The psychologist concluded that the French accent was just her way of fitting in with the French kids and said we should let it go. Nina had said that she felt ‘more French’ but she thought that was normal in a Francophone school.

Nina had to learn to make friends in a more sophisticated way and adapt to their ways. The psychologist told me that between age 7 and 9 is a very intense time for a girl and they need a ‘best friend’, to reflect their changes and assure them they are worth something, almost like a love affair. They must go through it before they reach puberty and fall in love with boys. This startled me, but it made sense and so we looked at Nina with a new view.

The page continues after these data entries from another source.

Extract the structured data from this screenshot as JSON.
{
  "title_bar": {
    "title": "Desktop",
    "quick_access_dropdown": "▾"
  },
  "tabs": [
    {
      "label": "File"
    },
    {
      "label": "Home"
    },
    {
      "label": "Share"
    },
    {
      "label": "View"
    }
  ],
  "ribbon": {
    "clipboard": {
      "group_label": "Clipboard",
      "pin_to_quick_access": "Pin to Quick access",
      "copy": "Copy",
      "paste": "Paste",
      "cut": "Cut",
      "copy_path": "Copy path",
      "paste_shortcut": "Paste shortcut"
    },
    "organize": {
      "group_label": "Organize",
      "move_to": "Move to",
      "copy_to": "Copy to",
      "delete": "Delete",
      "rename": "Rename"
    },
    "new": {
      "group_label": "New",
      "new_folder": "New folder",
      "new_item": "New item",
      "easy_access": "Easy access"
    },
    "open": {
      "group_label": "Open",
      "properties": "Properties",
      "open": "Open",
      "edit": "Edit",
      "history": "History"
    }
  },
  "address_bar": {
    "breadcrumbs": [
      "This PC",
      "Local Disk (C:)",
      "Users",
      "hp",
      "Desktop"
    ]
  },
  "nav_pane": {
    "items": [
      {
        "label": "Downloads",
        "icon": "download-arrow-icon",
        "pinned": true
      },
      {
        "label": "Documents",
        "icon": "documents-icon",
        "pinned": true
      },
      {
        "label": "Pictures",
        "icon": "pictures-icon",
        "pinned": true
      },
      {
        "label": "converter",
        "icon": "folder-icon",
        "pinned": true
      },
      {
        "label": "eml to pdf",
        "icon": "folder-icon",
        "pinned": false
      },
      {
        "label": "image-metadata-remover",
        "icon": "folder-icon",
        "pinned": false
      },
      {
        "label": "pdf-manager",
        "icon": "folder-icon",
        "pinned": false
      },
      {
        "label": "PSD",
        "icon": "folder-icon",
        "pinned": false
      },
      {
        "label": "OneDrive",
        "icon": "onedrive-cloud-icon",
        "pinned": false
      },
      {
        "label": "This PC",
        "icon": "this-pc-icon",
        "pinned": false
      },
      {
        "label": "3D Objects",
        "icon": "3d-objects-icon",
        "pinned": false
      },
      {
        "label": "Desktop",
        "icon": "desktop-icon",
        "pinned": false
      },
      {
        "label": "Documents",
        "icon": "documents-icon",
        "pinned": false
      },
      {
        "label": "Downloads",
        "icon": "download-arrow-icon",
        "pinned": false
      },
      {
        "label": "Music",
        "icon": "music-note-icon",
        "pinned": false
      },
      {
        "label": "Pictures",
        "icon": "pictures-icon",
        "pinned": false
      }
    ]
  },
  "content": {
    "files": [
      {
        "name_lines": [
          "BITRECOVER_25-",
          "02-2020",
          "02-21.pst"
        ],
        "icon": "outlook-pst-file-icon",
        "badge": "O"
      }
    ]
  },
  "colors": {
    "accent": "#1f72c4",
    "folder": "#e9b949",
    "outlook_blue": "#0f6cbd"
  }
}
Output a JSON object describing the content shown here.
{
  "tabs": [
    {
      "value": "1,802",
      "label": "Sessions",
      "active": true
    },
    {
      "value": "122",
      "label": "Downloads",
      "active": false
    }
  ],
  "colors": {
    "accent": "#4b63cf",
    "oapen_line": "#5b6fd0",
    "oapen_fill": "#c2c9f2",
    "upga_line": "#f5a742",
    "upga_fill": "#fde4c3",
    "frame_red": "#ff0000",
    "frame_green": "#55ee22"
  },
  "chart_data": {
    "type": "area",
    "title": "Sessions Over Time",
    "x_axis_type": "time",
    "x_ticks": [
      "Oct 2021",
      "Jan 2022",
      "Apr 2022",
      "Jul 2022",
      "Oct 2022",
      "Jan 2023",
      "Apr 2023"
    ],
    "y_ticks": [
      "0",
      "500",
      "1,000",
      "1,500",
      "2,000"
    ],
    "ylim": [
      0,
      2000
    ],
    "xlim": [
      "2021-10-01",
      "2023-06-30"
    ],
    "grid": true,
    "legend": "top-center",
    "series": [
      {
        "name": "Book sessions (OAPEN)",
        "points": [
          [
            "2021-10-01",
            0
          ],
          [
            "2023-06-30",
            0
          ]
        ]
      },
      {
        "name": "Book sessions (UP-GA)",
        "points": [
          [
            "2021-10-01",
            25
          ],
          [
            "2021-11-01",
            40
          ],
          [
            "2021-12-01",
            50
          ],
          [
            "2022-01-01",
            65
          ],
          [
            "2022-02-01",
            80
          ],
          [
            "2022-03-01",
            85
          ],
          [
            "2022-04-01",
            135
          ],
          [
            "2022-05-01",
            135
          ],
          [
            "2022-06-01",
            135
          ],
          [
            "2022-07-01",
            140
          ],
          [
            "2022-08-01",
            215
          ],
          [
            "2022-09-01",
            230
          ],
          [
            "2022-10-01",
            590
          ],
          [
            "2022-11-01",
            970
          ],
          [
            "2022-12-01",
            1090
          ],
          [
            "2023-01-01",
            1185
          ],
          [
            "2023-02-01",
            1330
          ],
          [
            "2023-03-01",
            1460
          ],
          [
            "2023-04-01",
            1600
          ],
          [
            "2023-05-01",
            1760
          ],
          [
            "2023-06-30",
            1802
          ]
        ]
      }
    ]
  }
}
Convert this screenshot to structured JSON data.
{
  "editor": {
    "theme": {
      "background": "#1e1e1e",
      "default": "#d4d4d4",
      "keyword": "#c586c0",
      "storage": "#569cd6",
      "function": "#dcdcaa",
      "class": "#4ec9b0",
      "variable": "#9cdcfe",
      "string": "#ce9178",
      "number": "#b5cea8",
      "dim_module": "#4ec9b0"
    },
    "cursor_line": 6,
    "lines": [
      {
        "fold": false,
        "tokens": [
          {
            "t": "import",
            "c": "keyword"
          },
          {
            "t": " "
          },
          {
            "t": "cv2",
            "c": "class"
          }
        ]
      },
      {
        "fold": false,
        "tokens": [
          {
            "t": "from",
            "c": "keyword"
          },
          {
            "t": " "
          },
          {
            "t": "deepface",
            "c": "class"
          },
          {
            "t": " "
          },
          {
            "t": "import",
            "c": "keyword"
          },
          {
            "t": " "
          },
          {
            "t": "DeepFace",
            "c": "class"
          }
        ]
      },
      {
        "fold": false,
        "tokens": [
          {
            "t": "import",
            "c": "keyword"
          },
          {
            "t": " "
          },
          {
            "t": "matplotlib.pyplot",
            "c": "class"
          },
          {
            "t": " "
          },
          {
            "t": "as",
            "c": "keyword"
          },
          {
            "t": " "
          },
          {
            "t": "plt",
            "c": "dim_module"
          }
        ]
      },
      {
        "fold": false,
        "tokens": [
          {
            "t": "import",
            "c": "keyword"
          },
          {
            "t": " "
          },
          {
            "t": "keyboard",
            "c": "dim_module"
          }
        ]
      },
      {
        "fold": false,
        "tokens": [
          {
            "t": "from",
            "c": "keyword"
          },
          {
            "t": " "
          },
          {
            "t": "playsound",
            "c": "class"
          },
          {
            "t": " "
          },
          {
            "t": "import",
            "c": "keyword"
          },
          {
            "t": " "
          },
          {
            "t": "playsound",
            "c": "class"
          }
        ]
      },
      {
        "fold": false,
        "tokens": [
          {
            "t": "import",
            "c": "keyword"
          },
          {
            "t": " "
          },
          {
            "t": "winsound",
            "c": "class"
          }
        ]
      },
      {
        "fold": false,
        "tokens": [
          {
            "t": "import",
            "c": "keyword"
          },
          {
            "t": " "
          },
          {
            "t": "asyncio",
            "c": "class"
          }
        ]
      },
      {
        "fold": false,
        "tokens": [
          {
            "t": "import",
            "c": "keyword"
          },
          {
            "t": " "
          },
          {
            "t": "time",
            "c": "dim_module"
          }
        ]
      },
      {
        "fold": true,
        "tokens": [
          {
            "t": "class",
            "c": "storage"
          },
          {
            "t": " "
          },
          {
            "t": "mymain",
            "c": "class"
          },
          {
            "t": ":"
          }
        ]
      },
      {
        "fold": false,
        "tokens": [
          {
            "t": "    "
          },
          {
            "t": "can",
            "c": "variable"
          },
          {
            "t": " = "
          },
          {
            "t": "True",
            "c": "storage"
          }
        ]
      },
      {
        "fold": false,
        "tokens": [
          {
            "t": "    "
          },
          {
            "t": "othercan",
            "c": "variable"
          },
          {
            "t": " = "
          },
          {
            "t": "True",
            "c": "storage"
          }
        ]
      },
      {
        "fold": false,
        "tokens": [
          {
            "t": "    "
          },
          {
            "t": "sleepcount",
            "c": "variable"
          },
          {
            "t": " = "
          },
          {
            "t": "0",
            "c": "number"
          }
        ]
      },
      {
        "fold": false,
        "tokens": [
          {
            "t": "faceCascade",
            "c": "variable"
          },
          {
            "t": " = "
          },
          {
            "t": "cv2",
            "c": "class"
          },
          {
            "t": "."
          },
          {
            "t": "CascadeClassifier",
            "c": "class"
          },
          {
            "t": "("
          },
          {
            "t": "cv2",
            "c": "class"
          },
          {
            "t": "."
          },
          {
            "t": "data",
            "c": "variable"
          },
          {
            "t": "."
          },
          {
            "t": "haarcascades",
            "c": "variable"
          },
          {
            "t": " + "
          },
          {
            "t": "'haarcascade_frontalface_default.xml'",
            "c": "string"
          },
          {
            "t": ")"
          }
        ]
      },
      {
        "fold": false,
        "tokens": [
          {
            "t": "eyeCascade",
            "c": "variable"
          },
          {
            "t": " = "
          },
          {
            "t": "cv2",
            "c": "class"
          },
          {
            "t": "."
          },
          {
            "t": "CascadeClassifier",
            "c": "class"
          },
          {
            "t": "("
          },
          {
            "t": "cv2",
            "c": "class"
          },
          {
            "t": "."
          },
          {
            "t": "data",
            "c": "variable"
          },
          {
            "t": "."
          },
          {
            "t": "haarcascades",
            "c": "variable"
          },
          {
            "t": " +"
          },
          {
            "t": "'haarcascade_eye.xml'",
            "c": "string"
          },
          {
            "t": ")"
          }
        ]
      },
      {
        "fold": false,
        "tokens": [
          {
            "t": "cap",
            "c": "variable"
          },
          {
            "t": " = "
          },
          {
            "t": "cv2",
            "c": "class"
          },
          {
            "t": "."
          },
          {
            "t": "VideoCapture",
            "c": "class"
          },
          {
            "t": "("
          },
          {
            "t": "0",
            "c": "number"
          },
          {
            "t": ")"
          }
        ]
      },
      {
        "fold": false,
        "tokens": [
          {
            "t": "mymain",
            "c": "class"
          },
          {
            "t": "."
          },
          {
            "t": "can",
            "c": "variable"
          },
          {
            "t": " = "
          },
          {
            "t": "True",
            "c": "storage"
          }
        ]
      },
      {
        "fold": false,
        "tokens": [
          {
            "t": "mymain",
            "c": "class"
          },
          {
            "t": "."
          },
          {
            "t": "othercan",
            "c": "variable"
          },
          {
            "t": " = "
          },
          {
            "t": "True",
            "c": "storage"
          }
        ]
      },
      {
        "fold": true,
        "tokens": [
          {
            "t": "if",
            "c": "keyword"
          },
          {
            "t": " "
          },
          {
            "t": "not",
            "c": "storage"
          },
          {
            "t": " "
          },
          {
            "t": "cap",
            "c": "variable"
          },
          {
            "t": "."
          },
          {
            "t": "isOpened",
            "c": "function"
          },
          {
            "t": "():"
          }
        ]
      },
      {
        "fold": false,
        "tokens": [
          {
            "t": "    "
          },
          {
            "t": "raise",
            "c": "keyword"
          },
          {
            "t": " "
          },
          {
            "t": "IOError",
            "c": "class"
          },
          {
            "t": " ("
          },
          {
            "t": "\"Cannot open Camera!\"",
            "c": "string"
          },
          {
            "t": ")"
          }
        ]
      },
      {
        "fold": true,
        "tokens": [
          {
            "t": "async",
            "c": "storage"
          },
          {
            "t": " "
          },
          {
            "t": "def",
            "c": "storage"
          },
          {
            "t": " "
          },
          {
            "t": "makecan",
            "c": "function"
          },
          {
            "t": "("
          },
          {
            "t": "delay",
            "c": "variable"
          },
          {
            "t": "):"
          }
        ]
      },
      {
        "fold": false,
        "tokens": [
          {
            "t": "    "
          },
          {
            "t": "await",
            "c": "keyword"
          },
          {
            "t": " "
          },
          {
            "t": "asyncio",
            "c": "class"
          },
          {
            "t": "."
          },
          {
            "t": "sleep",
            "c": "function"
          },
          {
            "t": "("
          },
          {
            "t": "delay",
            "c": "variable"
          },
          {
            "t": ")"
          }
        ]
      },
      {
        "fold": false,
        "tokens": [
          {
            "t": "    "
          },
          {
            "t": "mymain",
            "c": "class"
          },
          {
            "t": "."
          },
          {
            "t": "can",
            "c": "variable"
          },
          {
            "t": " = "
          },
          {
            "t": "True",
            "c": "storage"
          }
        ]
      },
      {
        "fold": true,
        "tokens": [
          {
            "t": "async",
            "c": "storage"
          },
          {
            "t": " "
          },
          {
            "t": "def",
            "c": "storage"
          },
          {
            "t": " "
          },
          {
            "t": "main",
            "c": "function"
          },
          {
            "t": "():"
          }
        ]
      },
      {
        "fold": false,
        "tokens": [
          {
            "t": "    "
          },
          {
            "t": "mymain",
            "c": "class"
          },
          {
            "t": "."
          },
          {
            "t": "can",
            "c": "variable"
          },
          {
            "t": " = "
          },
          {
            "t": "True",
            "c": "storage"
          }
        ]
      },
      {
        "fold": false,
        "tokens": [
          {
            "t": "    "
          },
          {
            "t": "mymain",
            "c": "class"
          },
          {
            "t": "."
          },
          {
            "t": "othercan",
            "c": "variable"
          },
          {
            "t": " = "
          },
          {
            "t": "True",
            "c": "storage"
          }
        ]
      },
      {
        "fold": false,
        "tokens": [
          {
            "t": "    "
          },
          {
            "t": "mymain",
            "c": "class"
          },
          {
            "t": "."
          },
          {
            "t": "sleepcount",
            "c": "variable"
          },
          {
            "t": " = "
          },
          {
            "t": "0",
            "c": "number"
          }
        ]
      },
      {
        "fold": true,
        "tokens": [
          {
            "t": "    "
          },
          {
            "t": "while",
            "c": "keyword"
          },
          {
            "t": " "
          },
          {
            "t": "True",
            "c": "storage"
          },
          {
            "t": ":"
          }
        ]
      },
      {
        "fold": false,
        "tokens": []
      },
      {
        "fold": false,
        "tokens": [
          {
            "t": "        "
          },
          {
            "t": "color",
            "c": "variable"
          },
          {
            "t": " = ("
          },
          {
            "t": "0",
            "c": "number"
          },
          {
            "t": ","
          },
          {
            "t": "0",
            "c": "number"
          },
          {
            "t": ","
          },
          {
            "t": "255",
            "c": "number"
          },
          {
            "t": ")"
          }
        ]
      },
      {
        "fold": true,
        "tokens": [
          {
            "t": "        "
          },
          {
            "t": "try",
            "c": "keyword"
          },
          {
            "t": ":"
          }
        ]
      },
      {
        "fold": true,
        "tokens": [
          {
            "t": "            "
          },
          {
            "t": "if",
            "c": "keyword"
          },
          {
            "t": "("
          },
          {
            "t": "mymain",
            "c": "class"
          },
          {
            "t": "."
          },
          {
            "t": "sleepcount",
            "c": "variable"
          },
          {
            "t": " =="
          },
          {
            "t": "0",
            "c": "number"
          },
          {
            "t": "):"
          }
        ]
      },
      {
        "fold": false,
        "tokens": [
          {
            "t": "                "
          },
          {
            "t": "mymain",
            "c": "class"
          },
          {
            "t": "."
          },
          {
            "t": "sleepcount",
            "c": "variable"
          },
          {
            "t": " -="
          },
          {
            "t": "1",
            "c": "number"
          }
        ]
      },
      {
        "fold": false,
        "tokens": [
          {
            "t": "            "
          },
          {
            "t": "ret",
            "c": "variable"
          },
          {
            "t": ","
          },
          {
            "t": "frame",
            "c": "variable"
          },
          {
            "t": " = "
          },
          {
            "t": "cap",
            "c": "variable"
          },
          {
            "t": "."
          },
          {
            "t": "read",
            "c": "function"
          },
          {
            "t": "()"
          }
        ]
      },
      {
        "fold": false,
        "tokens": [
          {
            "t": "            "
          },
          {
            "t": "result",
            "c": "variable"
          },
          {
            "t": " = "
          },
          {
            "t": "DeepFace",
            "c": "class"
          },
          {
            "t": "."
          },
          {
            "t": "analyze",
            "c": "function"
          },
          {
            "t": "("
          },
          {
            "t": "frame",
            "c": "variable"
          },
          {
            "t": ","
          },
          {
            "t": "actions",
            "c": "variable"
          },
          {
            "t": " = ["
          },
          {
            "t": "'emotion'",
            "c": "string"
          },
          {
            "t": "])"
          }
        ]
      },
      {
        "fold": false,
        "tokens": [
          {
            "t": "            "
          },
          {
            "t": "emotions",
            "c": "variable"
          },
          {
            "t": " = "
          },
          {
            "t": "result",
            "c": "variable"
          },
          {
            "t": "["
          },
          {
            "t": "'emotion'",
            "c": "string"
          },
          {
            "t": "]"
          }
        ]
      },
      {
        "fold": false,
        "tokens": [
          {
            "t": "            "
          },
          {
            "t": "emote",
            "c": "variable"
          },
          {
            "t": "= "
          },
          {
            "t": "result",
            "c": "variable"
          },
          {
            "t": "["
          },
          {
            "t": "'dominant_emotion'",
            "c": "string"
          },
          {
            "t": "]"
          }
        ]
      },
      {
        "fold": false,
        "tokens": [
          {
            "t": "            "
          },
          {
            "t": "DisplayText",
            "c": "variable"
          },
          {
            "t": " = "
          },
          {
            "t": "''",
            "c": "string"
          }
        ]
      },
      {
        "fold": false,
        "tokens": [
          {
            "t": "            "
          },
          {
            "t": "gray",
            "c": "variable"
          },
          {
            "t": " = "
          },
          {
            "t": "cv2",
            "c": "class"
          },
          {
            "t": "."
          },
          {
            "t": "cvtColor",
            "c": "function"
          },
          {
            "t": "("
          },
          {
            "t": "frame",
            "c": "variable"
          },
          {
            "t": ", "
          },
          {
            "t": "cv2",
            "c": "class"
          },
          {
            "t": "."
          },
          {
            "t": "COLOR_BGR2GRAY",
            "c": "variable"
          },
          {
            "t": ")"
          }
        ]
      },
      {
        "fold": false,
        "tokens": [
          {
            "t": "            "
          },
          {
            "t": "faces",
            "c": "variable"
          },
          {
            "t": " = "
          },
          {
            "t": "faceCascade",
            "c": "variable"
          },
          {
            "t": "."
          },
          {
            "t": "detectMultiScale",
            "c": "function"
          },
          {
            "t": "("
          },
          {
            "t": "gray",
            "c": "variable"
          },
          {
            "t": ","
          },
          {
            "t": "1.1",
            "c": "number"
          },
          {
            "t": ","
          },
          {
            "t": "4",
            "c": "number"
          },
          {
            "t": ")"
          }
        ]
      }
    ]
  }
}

I think the reason she did not click with the girls was because she came over as quite immature, which I had put down to her not having much cultural input like MTV or pop music. But she needed to change or she risked being teased for being a baby. I had been proud to have kept Nina away from Britney Spears, pink iPods, Bratz dolls and wearing sexy clothes but we couldn’t keep her as a cute little girl forever, no matter how much we wanted to.